Monday, August 27, 2012

A Weekend Regret


"I couldn't figure out what was wrong with me, as I sat silently on the bed owned by a man I'd never met but heard thousands of stories about. His life surrounds me - every inch of him. His mind, his art, his creations, they are alive and breathing within these walls. And yet there are elements of the dead creeping and roaming, silently with a noiseless presence that is urging me into a state of numbed "pensiveness". There are remains of what once was hung before me, in the style of a gallery grand, where everyone will come. Am I invited to the party?

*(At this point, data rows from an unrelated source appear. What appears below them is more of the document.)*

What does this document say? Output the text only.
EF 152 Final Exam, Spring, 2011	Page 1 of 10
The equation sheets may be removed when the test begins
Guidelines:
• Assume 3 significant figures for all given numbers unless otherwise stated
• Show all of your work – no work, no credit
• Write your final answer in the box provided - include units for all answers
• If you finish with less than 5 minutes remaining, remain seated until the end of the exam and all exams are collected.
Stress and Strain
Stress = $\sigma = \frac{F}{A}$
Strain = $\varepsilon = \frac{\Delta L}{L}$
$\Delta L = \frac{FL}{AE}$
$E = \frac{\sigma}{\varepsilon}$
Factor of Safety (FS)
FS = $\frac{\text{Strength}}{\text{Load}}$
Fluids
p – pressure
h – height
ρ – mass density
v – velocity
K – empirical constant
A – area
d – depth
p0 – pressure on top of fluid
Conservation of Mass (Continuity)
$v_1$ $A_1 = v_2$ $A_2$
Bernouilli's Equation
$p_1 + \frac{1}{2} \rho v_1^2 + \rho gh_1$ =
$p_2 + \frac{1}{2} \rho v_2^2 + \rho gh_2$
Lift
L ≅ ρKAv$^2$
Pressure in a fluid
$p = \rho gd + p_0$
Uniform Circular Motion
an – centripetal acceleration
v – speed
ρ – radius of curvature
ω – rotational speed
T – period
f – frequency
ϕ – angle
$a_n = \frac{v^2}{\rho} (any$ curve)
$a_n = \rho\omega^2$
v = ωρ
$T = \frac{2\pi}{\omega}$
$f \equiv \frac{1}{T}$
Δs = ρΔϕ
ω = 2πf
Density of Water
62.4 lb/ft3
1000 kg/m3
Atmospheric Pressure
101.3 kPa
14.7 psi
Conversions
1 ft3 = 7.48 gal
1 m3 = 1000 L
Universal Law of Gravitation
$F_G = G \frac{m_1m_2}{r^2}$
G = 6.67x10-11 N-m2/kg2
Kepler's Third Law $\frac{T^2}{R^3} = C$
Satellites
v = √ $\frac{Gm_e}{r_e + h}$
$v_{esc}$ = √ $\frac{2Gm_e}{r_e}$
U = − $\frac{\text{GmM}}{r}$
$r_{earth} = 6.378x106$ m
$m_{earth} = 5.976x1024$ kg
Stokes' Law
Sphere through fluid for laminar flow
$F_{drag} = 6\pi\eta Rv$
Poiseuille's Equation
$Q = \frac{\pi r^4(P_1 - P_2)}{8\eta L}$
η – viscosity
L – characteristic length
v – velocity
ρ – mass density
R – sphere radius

Or am I merely the eyes that watch it all come together?
There's so much silence here. It reminds me of home. Perhaps the silence is bringing the quiet out in me. It's as though this calm has created an uncertain awareness in me. An uneasy feeling. But why? I sleep next to a soul I adore, walk hand-in-hand with a man I love. And yet, when asked from this same man, whom I cherish so dearly, what is wrong, my words are gone and I feel nothing but empty. Incomplete. Dead. There is everything here and yet there is nothing. There are birds. I hear them calling. Somewhere out in those trees upon trees. Calling to each other. Or perhaps they're calling to me. What if those little singing birds are attempting to give me all the answers I have ever yearned to find. Wouldn't that be nice. And yet not for I do not understand these little bird's songs.
The time drags on. The moments of quiet creating a messy noise in my mind. Blinding my sight and sucking out any energy I had left. I don't want to go on the roof. Nor in the pool. Nor in the outdoor shower. Oh how I disappoint you. I don't want to eat anymore pasta, even though secretly I do. I don't want anymore wine, or beer, or anything like it that will produce only more pounds of empty flesh that nestle into my body as their effects seep into my core,  tormenting me with their comfort and ease. I don't want to wear any clothes, and yet the idea of being bare, breathing only in skin is enough to stir the panic inside me. The haunting I have learned to keep at bay."

I had love and bliss in the palm of my hand and I let a negative force overcome me - with regret I read this back and scoff at the beauty I ruined in your eyes and our time.